The Hattiesburg American reports Bryant told about 300 high school students at American Legion Boys State on Tuesday that he grew up with prayer in school.
"I don't think it hurt us at all," he said. "I think it built our character, and I think it is what we should continue to do."
Bryant attended public school in Jackson when he was younger and graduated in 1973 from the private McCluer high school.
Speaking to reporters after his Boys State speech, Bryant elaborated on his comments.
"I know it's difficult when you start talking about denominations and different beliefs, but I think there is a way for us to have a nondenominational opening prayer when the opportunity is available to let people know there is a God," said Bryant, who is Methodist. "Those children should know that he does care about them, particularly within their classroom."

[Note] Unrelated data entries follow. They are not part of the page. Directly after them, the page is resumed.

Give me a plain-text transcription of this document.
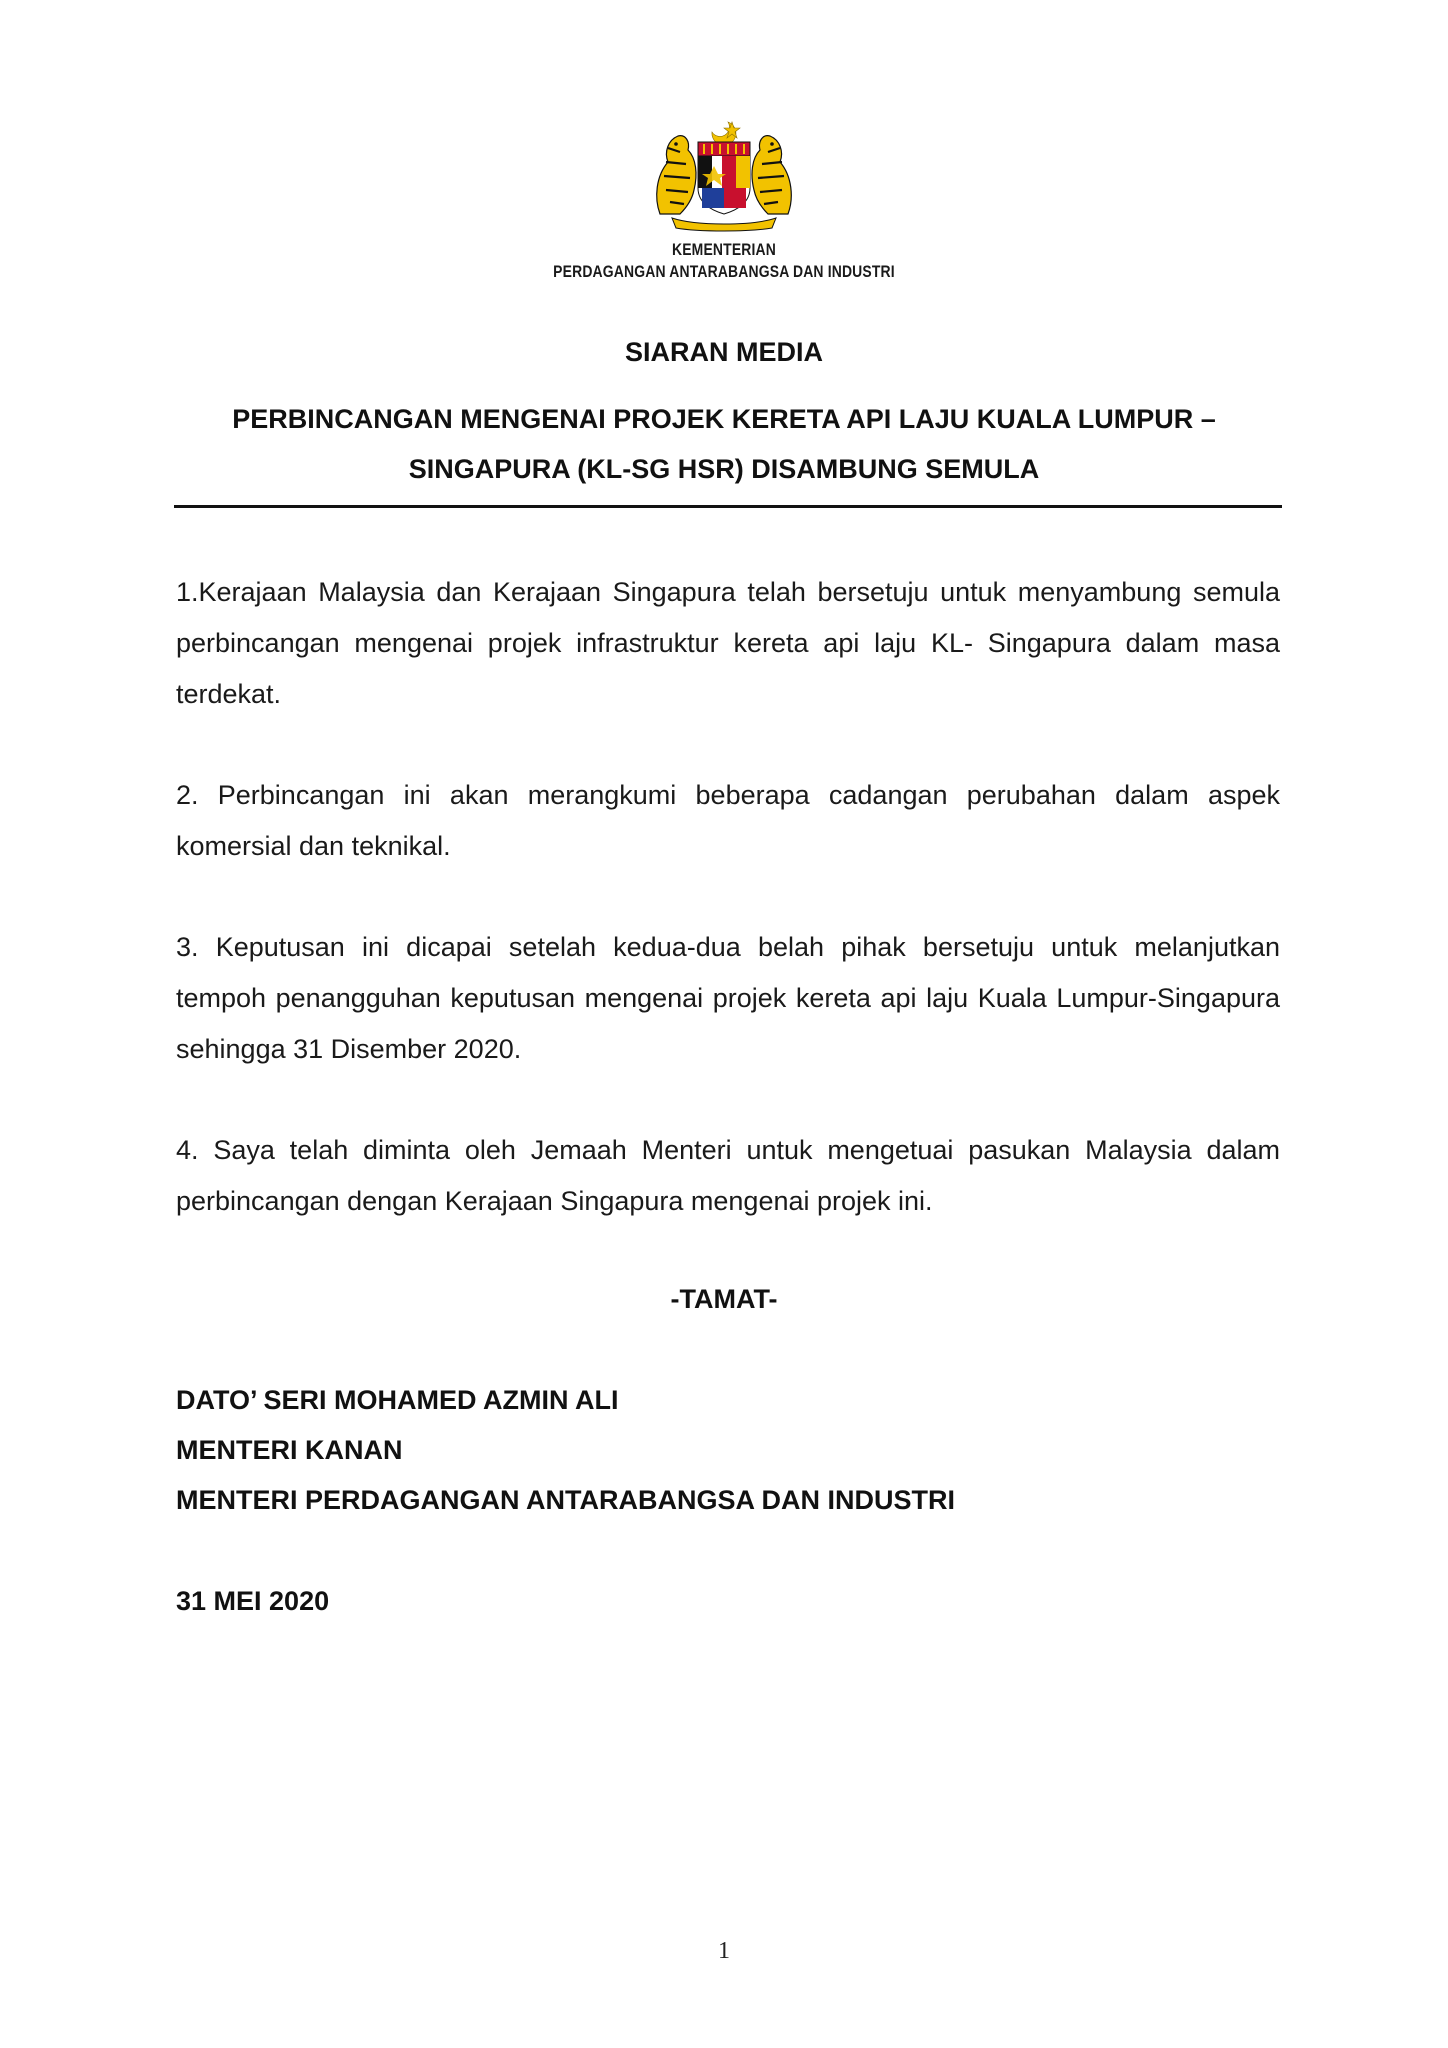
KEMENTERIAN
PERDAGANGAN ANTARABANGSA DAN INDUSTRI
SIARAN MEDIA
PERBINCANGAN MENGENAI PROJEK KERETA API LAJU KUALA LUMPUR –
SINGAPURA (KL-SG HSR) DISAMBUNG SEMULA

1.Kerajaan Malaysia dan Kerajaan Singapura telah bersetuju untuk menyambung semula perbincangan mengenai projek infrastruktur kereta api laju KL- Singapura dalam masa terdekat.

2. Perbincangan ini akan merangkumi beberapa cadangan perubahan dalam aspek komersial dan teknikal.

3. Keputusan ini dicapai setelah kedua-dua belah pihak bersetuju untuk melanjutkan tempoh penangguhan keputusan mengenai projek kereta api laju Kuala Lumpur-Singapura sehingga 31 Disember 2020.

4. Saya telah diminta oleh Jemaah Menteri untuk mengetuai pasukan Malaysia dalam perbincangan dengan Kerajaan Singapura mengenai projek ini.

-TAMAT-
DATO’ SERI MOHAMED AZMIN ALI
MENTERI KANAN
MENTERI PERDAGANGAN ANTARABANGSA DAN INDUSTRI
31 MEI 2020
1
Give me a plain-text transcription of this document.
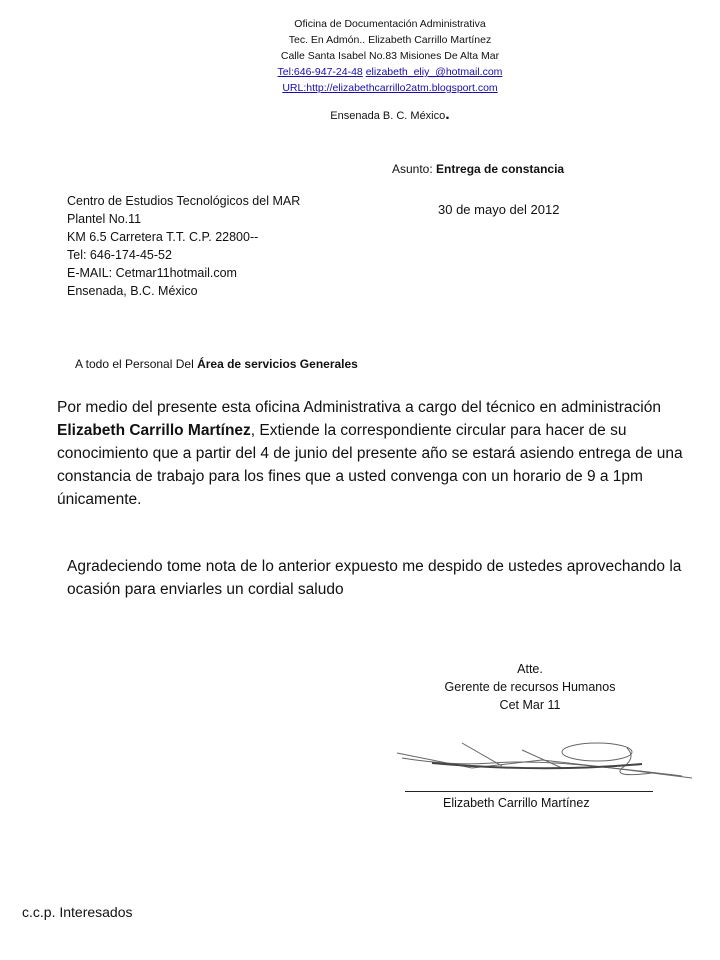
Oficina de Documentación Administrativa
Tec. En Admón.. Elizabeth Carrillo Martínez
Calle Santa Isabel No.83 Misiones De Alta Mar
Tel:646-947-24-48 elizabeth_eliy_@hotmail.com
URL:http://elizabethcarrillo2atm.blogsport.com
Ensenada B. C. México.
Asunto: Entrega de constancia
30 de mayo del 2012
Centro de Estudios Tecnológicos del MAR
Plantel No.11
KM 6.5 Carretera T.T. C.P. 22800--
Tel: 646-174-45-52
E-MAIL: Cetmar11hotmail.com
Ensenada, B.C. México
A todo el Personal Del Área de servicios Generales
Por medio del presente esta oficina Administrativa a cargo del técnico en administración Elizabeth Carrillo Martínez, Extiende la correspondiente circular para hacer de su conocimiento que a partir del 4 de junio del presente año se estará asiendo entrega de una constancia de trabajo para los fines que a usted convenga con un horario de 9 a 1pm únicamente.
Agradeciendo tome nota de lo anterior expuesto me despido de ustedes aprovechando la ocasión para enviarles un cordial saludo
Atte.
Gerente de recursos Humanos
Cet Mar 11
Elizabeth Carrillo Martínez
c.c.p. Interesados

Bryant said he was not prepared to take any action to legalize school prayer in Mississippi, but he envisioned a time when school prayer would be common.
"Certainly, I think at some point at a moment of enlightenment in the future, the federal government and perhaps a future Supreme Court is going to say it's not a bad thing for children to hear prayer in school," he said.
Delegates at Boys State spend a week learning how government works. Some said they agreed with Bryant on school prayer, while others disagreed.
"I think religion brings morality to people, but not everybody worships the same person," said Austin Heath, 16, from Petal High School. "All prayers publicly should be non-denominational to prevent people from being offended."
Philip McLendon, 16, from Perry Central High School, agreed with the governor.
"I feel our government was built on religious grounds and that even if everyone has different religious beliefs, we should still keep that atmosphere in government because we have lost it in today's society," McLendon said.
Bryant, who advocates an abstinence-only approach to sex education in schools, also told the students that one of the best ways to combat teenage pregnancy is to talk about it. He says it's best to wait until marriage to have children, and fathers should not abandon their sons and daughters.
"When I was a young man and my dad was a young man, there was this idea that you got married before you had children — strange idea," he said.
The governor also said people need to take more responsibility for their own health by exercising and eating right.
"We're the most obese state in the nation," he said. "We're going to have to work on that. Too much fried chicken and gravy and not enough exercise."